Top medical journal takes on big pharma
A leading medical journal is launching a global campaign to separate medicine from big pharma, linking industry influence to the pelvic mesh scandal that injured hundreds of women.
The BMJ says doctors are being unduly influenced by industry-sponsored education events and industry-funded trials for major drugs.
Those trials cannot be trusted, the journal’s editor and a team of global healthcare leaders write in a scathing editorial published on Wednesday.
The “endemic financial entanglement with industry is distorting the production and use of healthcare evidence, causing harm to individuals and waste for health systems”, they write.
They are calling for governments to start funding independent trials of new drugs and medical devices, rather than relying on industry-funded studies. Sponsored research is more likely to find a favourable result compared to independent research, studies show. for more on YOUR health….
And they want medical associations to discourage doctors from going to industry-funded education events.
But doctors have hit back, questioning who will pay for education and medical research if the pharmaceutical industry is excluded.
Assistant Professor Ray Moynihan, a Bond University researcher studying the link between money and medicine, and is one of the leaders of The BMJ’s campaign.
“When we want to decide on a medicine or a surgery, a lot of the evidence we used to inform that decision is biased,” he says.
“It cannot be trusted. Because so much of that has been produced and funded by the manufacturers of those healthcare products.”

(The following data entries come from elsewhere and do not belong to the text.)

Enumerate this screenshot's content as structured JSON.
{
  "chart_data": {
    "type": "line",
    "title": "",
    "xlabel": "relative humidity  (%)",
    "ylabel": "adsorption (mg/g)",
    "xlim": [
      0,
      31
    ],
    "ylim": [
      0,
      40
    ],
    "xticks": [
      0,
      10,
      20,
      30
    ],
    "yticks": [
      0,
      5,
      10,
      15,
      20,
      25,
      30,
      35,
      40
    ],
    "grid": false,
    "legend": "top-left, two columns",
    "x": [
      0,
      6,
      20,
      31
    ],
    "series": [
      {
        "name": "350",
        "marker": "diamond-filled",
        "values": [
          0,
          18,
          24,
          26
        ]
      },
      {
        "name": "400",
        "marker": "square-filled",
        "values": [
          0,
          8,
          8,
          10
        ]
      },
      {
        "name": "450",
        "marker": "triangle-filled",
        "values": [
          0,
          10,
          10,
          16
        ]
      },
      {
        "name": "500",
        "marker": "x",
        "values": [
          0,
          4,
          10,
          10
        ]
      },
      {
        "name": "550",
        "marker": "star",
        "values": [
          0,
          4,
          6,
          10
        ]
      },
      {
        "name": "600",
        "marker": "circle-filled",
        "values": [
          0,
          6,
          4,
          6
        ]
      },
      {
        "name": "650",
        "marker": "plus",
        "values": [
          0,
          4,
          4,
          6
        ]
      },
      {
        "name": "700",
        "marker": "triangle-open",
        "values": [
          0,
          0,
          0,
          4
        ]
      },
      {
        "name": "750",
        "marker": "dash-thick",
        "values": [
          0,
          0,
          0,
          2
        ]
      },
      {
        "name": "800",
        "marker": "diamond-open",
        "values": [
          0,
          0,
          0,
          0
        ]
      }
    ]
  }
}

Dr Moynihan points to the example of medical giant Johnson & Johnson, which sold pelvic mesh to thousands of Australian women. It knew the mesh could cause serious harm, but never properly warned women of the risks.
In the US, a court found the same company deliberately played down the dangers and oversold the benefits of opioids, stoking the addiction crisis that claims the lives of 130 Americans a day. The company plans to appeal in both cases.
The BMJ also wants policies in place to stop doctors receiving professional development points for attending industry-sponsored education events.
These events, critics claim, are thinly disguised sales seminars.
Between 2011 and 2015, pharma companies spent more than $286 million on events for Australian doctors, nurses, pharmacists and specialists, according to University of Sydney research.
Many received free food and beverages, and some got free flights and accommodation for an overseas conference.
Studies show doctors who attend industry-sponsored events are more likely to prescribe the company’s drugs.
But the Australian Medical Association questions how medical education and research would be funded without the involvement of the pharmaceutical industry.
“Who is going to fund all this? Is the government going to fund it?” says Dr Chris Moy, chair of the association’s ethics and medico-legal committee.
“Money makes the world go round, in simple terms. Research will not happen unless there is funding.
“Medicine is always going to need pharma companies. We cannot be too brutal on them.”
The Royal Australasian College of Surgeons says it requires its members not to accept money or gifts in exchange for using certain devices or surgeries, and they must declare any conflicts of interest – for example if they are on a company’s payroll – to their patients.
Medicines Australia, which represents major pharmaceutical companies, did not return a request for comment by deadline.
The Medical Technology Association of Australia says its members are bound by a “code of practice which aims to ensure that healthcare providers are not influenced in their decision-making through financial or other inducements to choose one device over another”.